Supporters of ObamaCare think they’ve found a fatal flaw in the GOP-led legal challenge to the healthcare law at the Supreme Court.
Legal experts in favor of the Affordable Care Act say new information unearthed about the plaintiffs in King v. Burwell could derail the case before the justices have a chance to rule.
“The case made by the [Affordable Care Act]’s opponents is unraveling around them,” Brianne Good and Joey Meyer, legal experts from the progressive group Constitutional Accountability Center, wrote in a blog this week.
A problem with standing could be trouble for the plaintiffs and the conservative groups leading the lawsuit, including the Competitive Enterprise Institute, which is funding the lawsuit.
Sam Kazman, general counsel for the Competitive Enterprise Institute, said he is “confident of the standing of our plaintiffs.” He added that the government has twice tried to challenge their standing and lost.
Some legal experts see things differently.
Tim Jost, a longtime supporter of the law and a professor at Washington and Lee University School of Law, said recent reports about the plaintiffs from The Wall Street Journal, Mother Jones and other publications could put the case in jeopardy.
“The case has been coming apart at the seams for a long time, and this is one part of that,” Jost said. “I think the main point of all this is that it illustrates that [the conservative groups] happened to troll up four individuals that had some arguable claim that they might have some arguable injury.”

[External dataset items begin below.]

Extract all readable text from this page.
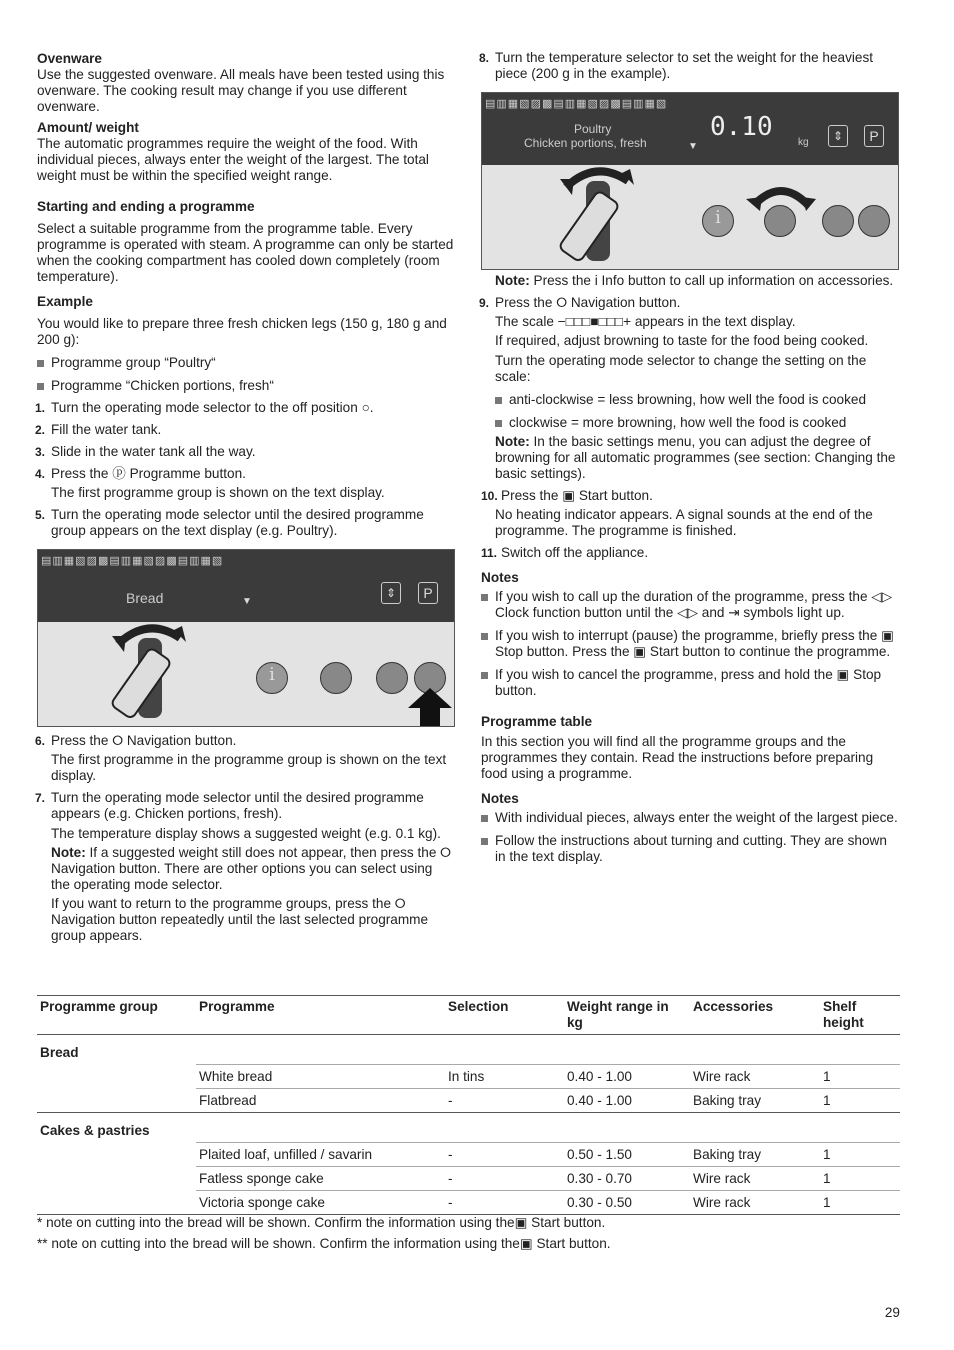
Ovenware

Use the suggested ovenware. All meals have been tested using this ovenware. The cooking result may change if you use different ovenware.

Amount/ weight

The automatic programmes require the weight of the food. With individual pieces, always enter the weight of the largest. The total weight must be within the specified weight range.

Starting and ending a programme

Select a suitable programme from the programme table. Every programme is operated with steam. A programme can only be started when the cooking compartment has cooled down completely (room temperature).

Example

You would like to prepare three fresh chicken legs (150 g, 180 g and 200 g):

Programme group “Poultry“
Programme “Chicken portions, fresh“
1. Turn the operating mode selector to the off position ○.
2. Fill the water tank.
3. Slide in the water tank all the way.
4. Press the ⓟ Programme button.
The first programme group is shown on the text display.
5. Turn the operating mode selector until the desired programme group appears on the text display (e.g. Poultry).
▤▥▦▧▨▩▤▥▦▧▨▩▤▥▦▧
Bread	▼
⇕	P
i
6. Press the ⭘ Navigation button.
The first programme in the programme group is shown on the text display.
7. Turn the operating mode selector until the desired programme appears (e.g. Chicken portions, fresh).
The temperature display shows a suggested weight (e.g. 0.1 kg).
Note: If a suggested weight still does not appear, then press the ⭘ Navigation button. There are other options you can select using the operating mode selector.
If you want to return to the programme groups, press the ⭘ Navigation button repeatedly until the last selected programme group appears.
8. Turn the temperature selector to set the weight for the heaviest piece (200 g in the example).
▤▥▦▧▨▩▤▥▦▧▨▩▤▥▦▧
Poultry
Chicken portions, fresh	▼
0.10
kg	⇕	P
i
Note: Press the i Info button to call up information on accessories.
9. Press the ⭘ Navigation button.
The scale −□□□■□□□+ appears in the text display.
If required, adjust browning to taste for the food being cooked.
Turn the operating mode selector to change the setting on the scale:
anti-clockwise = less browning, how well the food is cooked
clockwise = more browning, how well the food is cooked
Note: In the basic settings menu, you can adjust the degree of browning for all automatic programmes (see section: Changing the basic settings).
10. Press the ▣ Start button.
No heating indicator appears. A signal sounds at the end of the programme. The programme is finished.
11. Switch off the appliance.
Notes
If you wish to call up the duration of the programme, press the ◁▷ Clock function button until the ◁▷ and ⇥ symbols light up.
If you wish to interrupt (pause) the programme, briefly press the ▣ Stop button. Press the ▣ Start button to continue the programme.
If you wish to cancel the programme, press and hold the ▣ Stop button.
Programme table

In this section you will find all the programme groups and the programmes they contain. Read the instructions before preparing food using a programme.

Notes
With individual pieces, always enter the weight of the largest piece.
Follow the instructions about turning and cutting. They are shown in the text display.
Programme group	Programme	Selection	Weight range in kg	Accessories	Shelf height
Bread					
	White bread	In tins	0.40 - 1.00	Wire rack	1
	Flatbread	-	0.40 - 1.00	Baking tray	1
Cakes & pastries					
	Plaited loaf, unfilled / savarin	-	0.50 - 1.50	Baking tray	1
	Fatless sponge cake	-	0.30 - 0.70	Wire rack	1
	Victoria sponge cake	-	0.30 - 0.50	Wire rack	1
* note on cutting into the bread will be shown. Confirm the information using the▣ Start button.
** note on cutting into the bread will be shown. Confirm the information using the▣ Start button.
29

Two of the plaintiffs, David King and Douglas Hurst, are Vietnam veterans who would likely qualify for healthcare through the Department of Veterans Affairs, according to The Wall Street Journal. Additionally, King and another plaintiff, Rose Luck, appear to be exempt from the individual mandate because their incomes are below the law’s threshold.
Three of the plaintiffs, including another named Barbara Levy, are nearly eligible for Medicare, which could make their case moot because ObamaCare would not be available to them.
While the Obama administration hasn’t said whether it will pursue a new challenge to the case based on the latest information, several legal experts said it would be a strong strategy.
“I think they should definitely [challenge standing], without question,” said Allison Hoffman, an assistant law professor at UCLA. “I’m sure they are.”
The case, King v. Burwell, will decide the legality of ObamaCare subsidies in 34 states. Without the billions of dollars provided to help people pay for insurance, the president’s signature healthcare law would have to be fundamentally reshaped.
Most experts said the new evidence against the plaintiffs is likely not damning enough for the case to be dismissed outright. The case could still proceed if at least one of the plaintiffs could argue that ObamaCare would injure him or her.
The plaintiffs’ central argument is that the healthcare law explicitly prohibits subsidies from being distributed in states that did not build their own healthcare exchanges. Right now, the federal aid is being handed out to ObamaCare enrollees who sign up on the federal exchange, HealthCare.gov.
Authors of the law have chalked up the subsidy language to a drafting error, and say it’s clear that Congress intended for the financial aid to be provided to everyone, regardless of whether their state establishes an exchange.
The challengers at the Supreme Court beg to differ, and say it’s clear that subsidies are being distributed illegally and should be stopped.
That legality of the subsidies would still be relevant even if the plaintiff’s credibility were undermined, said Tom Miller, a healthcare policy fellow at the American Enterprise Institute, which helped launch the case.
If the plaintiffs’ standing were questioned, it would only cause a delay — not a dismissal, he said.
“Do we really want to back up the truck on this on a less-than-proven set of factoids from a news story?” Miller said.
Other information that has emerged on the plaintiffs, such as reports that they have called Obama the “anti-Christ” and “the idiot in the White House,” also has no relevance, legal experts said.
“The unattractiveness of the plaintiffs can raise questions about what a lawsuit is really about and what the stakes of the lawsuit really are,” Nicholas Bagley, a constitutional law and healthcare law expert at the University of Michigan Law School.
“But whether these plaintiffs have ideological convictions or strongly held views about any number of issues is beyond the point,” he added.
The Supreme Court is scheduled to hear oral arguments in King V. Burwell in March, with a ruling expected sometime this summer.